If I had the choice you have today........I would almost certainly take the money but invest it very carefully with a high emphasis on preservation of capital.

But my spouse also has a DB pension we would retain to pay the bills and everyone has their own unique financial situation to consider.

Good luck on your choice.......and whichever you decide enjoy your retirement. It has been a long haul and you deserve it.


----------



## ian (Jun 18, 2016)

sags said:


> Just some random thoughts as a retired GM hourly employee.
> 
> When I retired the commuted value choice wasn't available. We would have to quit and break all ties with the company. My commuted value was only $250,000 because they didn't include the 30 and out benefit or the cash value of ancillary benefits........health plan, life insurance etc. which I would have forfeited.
> 
> ...


You invested in your pension. Years of work. 

The value of the DB pension was calculated in your total compensation package...wages, pension, benefits. Your employer and your union negotiators both calculated it down to the penny on an hourly basis. It was not free...you earned it.


----------



## agent99 (Sep 11, 2013)

skyhi said:


> How does one temporarily protect their investments if one thinks a large market correction is imminent?

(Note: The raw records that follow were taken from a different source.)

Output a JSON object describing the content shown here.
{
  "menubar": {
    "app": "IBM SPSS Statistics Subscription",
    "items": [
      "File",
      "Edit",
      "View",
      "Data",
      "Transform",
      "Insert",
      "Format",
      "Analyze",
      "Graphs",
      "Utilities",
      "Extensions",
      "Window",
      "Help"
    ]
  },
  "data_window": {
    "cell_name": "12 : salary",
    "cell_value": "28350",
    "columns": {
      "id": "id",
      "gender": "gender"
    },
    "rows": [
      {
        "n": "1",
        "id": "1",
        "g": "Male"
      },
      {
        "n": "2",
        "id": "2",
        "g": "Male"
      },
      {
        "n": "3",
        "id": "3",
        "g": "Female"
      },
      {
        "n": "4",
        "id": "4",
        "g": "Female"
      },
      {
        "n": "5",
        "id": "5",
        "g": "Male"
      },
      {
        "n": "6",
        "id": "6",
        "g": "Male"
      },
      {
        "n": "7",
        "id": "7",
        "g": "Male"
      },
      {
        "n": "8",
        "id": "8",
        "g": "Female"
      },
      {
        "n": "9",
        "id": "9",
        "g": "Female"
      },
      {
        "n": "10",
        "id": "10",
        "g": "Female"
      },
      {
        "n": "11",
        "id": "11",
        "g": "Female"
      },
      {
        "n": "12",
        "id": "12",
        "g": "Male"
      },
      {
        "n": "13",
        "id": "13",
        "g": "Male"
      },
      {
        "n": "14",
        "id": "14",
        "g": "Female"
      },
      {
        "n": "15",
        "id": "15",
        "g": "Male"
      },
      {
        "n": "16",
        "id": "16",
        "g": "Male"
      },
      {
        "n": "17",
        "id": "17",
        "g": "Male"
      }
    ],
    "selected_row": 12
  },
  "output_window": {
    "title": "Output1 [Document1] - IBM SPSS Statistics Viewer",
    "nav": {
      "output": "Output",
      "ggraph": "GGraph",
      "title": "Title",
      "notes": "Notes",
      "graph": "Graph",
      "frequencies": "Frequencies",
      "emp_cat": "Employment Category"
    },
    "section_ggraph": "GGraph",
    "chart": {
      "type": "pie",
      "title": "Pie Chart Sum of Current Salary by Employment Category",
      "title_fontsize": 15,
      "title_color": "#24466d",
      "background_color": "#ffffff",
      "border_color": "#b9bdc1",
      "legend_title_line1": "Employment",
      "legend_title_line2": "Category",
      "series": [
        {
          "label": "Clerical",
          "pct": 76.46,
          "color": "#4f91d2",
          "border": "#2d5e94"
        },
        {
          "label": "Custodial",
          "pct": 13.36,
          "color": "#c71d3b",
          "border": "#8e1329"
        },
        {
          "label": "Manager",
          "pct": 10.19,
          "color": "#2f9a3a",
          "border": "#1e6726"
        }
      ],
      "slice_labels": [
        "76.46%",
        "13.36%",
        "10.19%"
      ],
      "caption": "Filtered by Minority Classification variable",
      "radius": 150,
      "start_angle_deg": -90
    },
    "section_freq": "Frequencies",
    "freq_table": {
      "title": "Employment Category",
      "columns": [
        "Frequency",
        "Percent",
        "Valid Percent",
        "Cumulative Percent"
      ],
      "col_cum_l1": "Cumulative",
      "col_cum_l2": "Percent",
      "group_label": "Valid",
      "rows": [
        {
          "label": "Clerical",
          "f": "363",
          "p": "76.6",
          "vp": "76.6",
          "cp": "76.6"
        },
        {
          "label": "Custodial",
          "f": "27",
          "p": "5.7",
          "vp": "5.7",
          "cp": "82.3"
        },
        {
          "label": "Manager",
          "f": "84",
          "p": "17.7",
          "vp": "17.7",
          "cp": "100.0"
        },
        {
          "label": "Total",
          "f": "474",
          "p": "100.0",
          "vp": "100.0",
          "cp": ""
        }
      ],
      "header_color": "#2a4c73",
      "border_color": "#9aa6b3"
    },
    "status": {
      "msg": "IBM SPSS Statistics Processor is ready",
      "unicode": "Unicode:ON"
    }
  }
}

One option, is to invest in a select group of solid blue chip Canadian stocks that pay dividends. Banks, utilities, telecoms and the like. 
They too will go down in market value in a correction, but they very seldom reduce their dividends. No worries when the divvies keep flowing in. The stock prices will recover along with the economy. 
Dividend etfs are an option, but with those you get the good with the bad. Better to have about 10 good stocks. 
Adding some fixed income may be prudent. Not many choices though.ñ


----------



## londoncalling (Sep 17, 2011)

I act as a trustee on a pension fund. The feds recently changed the calculation formula for commuted values. In effect, it has allowed pension funds to pay a lower commuted value then a few years ago. This was to encourage plan members to leave their money in the fund. I took a LIRA from a small pension about a decade ago. The amount was very small as I was only an employee for about 5 years. If you have zero interest in investing it is best to leave it as a pension. You can also invest the proceeds of your home when you sell it. If you are concerned about the funds solvency you can usually get that information from the funds annual reports.


----------